McMorrow goes all Mumford on 'Sparrow And The Wolf' releasing the snare drum at, for him at any rate, breakbeat speed to accompany the jangle of guitars and a soupcon of redneck banjo for a toe tapping barn dance number. 'Breaking Hearts' follows on with an intro that could almost be America's 'Horse With No Name' but it quickly spins off into one of the best tracks on EITM containing without doubt the most brutally frank opening line..."You can stop your crying, I'm never coming back." The song is accented brilliantly with a honky tonk saloon bar piano that delivers a fabulous solo passage before James puts paid to any notion of making up....."When it comes to dying, I'll do it on my own."
'We Don't Eat' is where JV slips, unfortunately, and only briefly into a Mike And The Mechanics moment to revisit 'The Living Years'. It's such a fine line that he's treading you can almost forgive the indiscretion. (Always better to go James Blake than James Blunt if you're wavering) I'm sure if you wait long enough it'll be used as a mawkish back drop to some worthy cause and we'll all be weeping as we reach for the phone to pledge. 'The Old Dark Machine' follows on in a similar vein but with more of a West Coast feel.

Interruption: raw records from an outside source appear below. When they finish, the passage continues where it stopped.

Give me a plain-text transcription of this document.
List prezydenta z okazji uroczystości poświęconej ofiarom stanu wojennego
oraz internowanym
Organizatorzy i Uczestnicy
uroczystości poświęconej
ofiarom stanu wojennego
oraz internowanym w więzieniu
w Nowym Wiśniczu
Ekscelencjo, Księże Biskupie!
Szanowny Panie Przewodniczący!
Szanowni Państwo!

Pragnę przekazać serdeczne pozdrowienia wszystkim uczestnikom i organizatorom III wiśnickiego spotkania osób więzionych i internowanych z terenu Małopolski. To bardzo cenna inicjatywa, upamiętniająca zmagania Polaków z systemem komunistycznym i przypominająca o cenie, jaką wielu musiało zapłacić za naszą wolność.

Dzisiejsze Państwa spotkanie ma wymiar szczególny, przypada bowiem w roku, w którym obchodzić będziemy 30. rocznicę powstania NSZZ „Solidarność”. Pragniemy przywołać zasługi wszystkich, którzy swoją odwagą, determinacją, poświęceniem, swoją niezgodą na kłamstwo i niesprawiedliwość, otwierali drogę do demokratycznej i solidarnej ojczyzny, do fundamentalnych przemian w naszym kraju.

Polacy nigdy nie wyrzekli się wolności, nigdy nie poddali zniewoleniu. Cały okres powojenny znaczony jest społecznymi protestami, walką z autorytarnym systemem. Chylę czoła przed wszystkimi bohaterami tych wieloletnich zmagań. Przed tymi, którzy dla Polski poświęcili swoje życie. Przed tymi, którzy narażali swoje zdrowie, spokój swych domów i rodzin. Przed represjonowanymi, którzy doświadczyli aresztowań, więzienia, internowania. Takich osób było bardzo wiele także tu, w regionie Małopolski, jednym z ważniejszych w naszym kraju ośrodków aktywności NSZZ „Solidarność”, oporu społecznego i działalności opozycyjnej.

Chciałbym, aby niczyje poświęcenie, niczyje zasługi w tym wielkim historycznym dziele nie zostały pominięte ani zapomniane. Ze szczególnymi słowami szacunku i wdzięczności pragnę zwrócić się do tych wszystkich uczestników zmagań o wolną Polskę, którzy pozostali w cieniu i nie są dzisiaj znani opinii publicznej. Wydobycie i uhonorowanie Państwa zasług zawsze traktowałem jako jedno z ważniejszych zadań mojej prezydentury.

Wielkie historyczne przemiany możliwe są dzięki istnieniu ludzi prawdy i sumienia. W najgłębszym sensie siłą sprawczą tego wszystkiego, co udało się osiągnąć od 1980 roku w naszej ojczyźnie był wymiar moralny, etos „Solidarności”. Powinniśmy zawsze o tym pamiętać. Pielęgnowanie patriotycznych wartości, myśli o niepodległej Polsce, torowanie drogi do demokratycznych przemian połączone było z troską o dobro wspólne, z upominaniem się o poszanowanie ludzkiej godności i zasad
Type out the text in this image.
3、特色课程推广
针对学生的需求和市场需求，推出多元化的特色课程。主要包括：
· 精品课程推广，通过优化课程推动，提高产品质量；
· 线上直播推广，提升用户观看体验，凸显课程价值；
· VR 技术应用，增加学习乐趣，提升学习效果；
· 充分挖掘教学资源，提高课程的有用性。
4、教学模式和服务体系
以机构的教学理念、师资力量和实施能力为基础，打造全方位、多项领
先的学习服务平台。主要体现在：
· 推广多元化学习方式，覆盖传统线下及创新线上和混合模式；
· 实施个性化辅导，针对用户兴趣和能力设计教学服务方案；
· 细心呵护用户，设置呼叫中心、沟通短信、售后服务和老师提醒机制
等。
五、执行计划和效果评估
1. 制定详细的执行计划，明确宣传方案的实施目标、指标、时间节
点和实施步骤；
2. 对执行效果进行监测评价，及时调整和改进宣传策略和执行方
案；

From here in, with the notable exception of 'Follow You Down To The Red Oak Tree', James chooses to indulge himself and in doing so loses focus, coherence and above all restraint, or as James would have it... "the closest I'll ever get to proper mythical fantasy writing!..... they all examine the darker less spoken about aspects of life, solitude, disillusionment. I'm not one for defining a lyric, or what it definitively means, but songs like 'from the woods', and 'down the burning ropes' are certainly me exorcising the underside of my personality. The characters I create in those songs, the ones existing in the shadows, they are all elements of me for sure." ('From The Woods' does contain a nice last minute of double tempo musical madness) With the remaining two numbers, the final being the title track 'Early In The Morning', James treats us to more vocal delights that have a Jeff Buckley like quality, hitherto unheard to such a degree on the rest of the album.
Having made Early In The Morning in solitude James may have missed the sense check of an accomplice on some tracks. Overall though it is good debut album with plenty of high points that lead you to believe there will be a lot more to come from James Vincent McMorrow.